Frustrated by a job search that failed to yield anything with health benefits or more than part-time hours, my Dad suggested that I apply to the University of Washington Continuing Education program, and enroll in a professional certificate to add another explicit skill to my resume. When enough pressure is applied to the system, something has to give eventually. The month where I was accepted to the UW Certificate in Statistical Analysis with R Programming was also the month I started interviewing for the Research Analyst Position at the Pacific Whale Foundation. Partially because I could prove my data management experience, and that I was serious about continuing to hone my skiIls, I was offered, and accepted the position! Hilariously or stressfully, however you want to look at it, I moved to Maui, began my new position, and started my statistics with R programming coursework all in the same week – the learning curve was STEEP.
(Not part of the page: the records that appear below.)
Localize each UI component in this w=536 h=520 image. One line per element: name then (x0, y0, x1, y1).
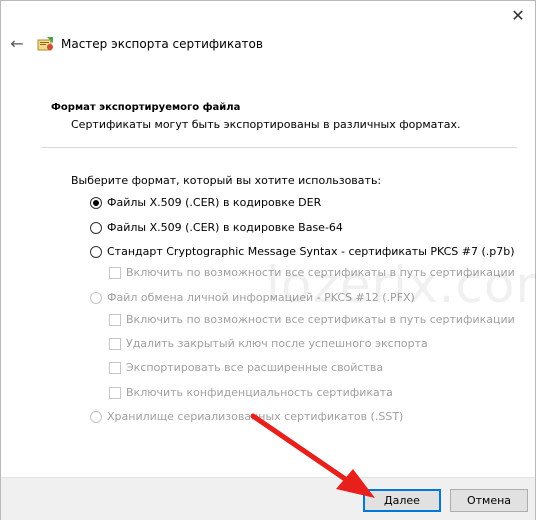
next-button[interactable]: Далее (363, 489, 441, 512)
radio-button[interactable] (90, 221, 102, 234)
checkbox-pkcs7-include-all: Включить по возможности все сертификаты … (109, 266, 515, 279)
watermark-text: lozerix.com (266, 256, 536, 314)
cancel-button[interactable]: Отмена (450, 489, 528, 512)
radio-pfx: Файл обмена личной информацией - PKCS #1… (90, 291, 415, 304)
checkbox (109, 266, 121, 279)
header-divider (41, 147, 517, 148)
checkbox (109, 313, 121, 326)
checkbox-delete-private-key: Удалить закрытый ключ после успешного эк… (109, 337, 428, 350)
back-arrow-icon[interactable]: ← (7, 31, 27, 55)
section-title: Формат экспортируемого файла (51, 102, 241, 113)
option-label: Включить конфиденциальность сертификата (126, 386, 393, 399)
radio-button (90, 410, 102, 423)
checkbox (109, 361, 121, 374)
wizard-header: ← Мастер экспорта сертификатов (1, 29, 535, 59)
close-icon[interactable]: ✕ (501, 1, 535, 29)
wizard-title: Мастер экспорта сертификатов (61, 37, 263, 51)
option-label: Удалить закрытый ключ после успешного эк… (126, 337, 428, 350)
section-subtitle: Сертификаты могут быть экспортированы в … (71, 118, 461, 131)
certificate-export-wizard-window: ✕ ← Мастер экспорта сертификатов Формат … (0, 0, 536, 520)
radio-button[interactable] (90, 245, 102, 258)
radio-pkcs7[interactable]: Стандарт Cryptographic Message Syntax - … (90, 245, 515, 258)
option-label: Хранилище сериализованных сертификатов (… (107, 410, 404, 423)
option-label: Файлы X.509 (.CER) в кодировке DER (107, 196, 322, 209)
option-label: Стандарт Cryptographic Message Syntax - … (107, 245, 515, 258)
radio-base64[interactable]: Файлы X.509 (.CER) в кодировке Base-64 (90, 221, 343, 234)
option-label: Включить по возможности все сертификаты … (126, 266, 515, 279)
checkbox (109, 337, 121, 350)
checkbox-pfx-include-all: Включить по возможности все сертификаты … (109, 313, 515, 326)
radio-button (90, 291, 102, 304)
format-prompt: Выберите формат, который вы хотите испол… (71, 174, 382, 187)
option-label: Файлы X.509 (.CER) в кодировке Base-64 (107, 221, 343, 234)
option-label: Экспортировать все расширенные свойства (126, 361, 384, 374)
radio-button[interactable] (90, 196, 102, 209)
checkbox-export-extended-properties: Экспортировать все расширенные свойства (109, 361, 383, 374)
checkbox (109, 386, 121, 399)
option-label: Включить по возможности все сертификаты … (126, 313, 515, 326)
radio-sst: Хранилище сериализованных сертификатов (… (90, 410, 403, 423)
wizard-footer: Далее Отмена (1, 477, 535, 520)
certificate-wizard-icon (37, 37, 53, 51)
option-label: Файл обмена личной информацией - PKCS #1… (107, 291, 415, 304)
checkbox-certificate-privacy: Включить конфиденциальность сертификата (109, 386, 393, 399)
red-arrow-annotation (250, 413, 375, 498)
radio-der[interactable]: Файлы X.509 (.CER) в кодировке DER (90, 196, 321, 209)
I completed my certificate in June, and hit my one-year work anniversary last month! I’m responsible for a good portion of our database management, and use R coding on a daily basis to pull data requests, tidy historical data, and add new information. I’d never been to Maui before moving here, but now I’ve experienced the glory of Humpback whale breeding & calving season and heard whale song underwater. I’ve helped collect important life history data for false killer whales, spotted, spinner & bottlenose dolphins, and I’m looking forward to encountering more new-to-me odontocete species. It took months before I felt like I was past the ‘onboarding’ information stage, but now I’m collaborating with my colleagues on my first data analysis project (rather than simple data management) and loving my team despite the wrenches that the pandemic has thrown in our work. My job search = cetacean foraging analogy breaks down a little at this point, but my story still stands. I acknowledge my privilege of a good education and supportive husband, but I have this suggestion for job seekers: Don’t be afraid to get creative while you search for the right position, because you never know what you might stumble across and learn along the way. In the process, do your best to catch red flags, and keep yourself out of dangerous positions. My job search hasn’t been a straight path, but that doesn’t mean it wasn’t full of small victories, and it did ultimately lead to a successful “prey patch”.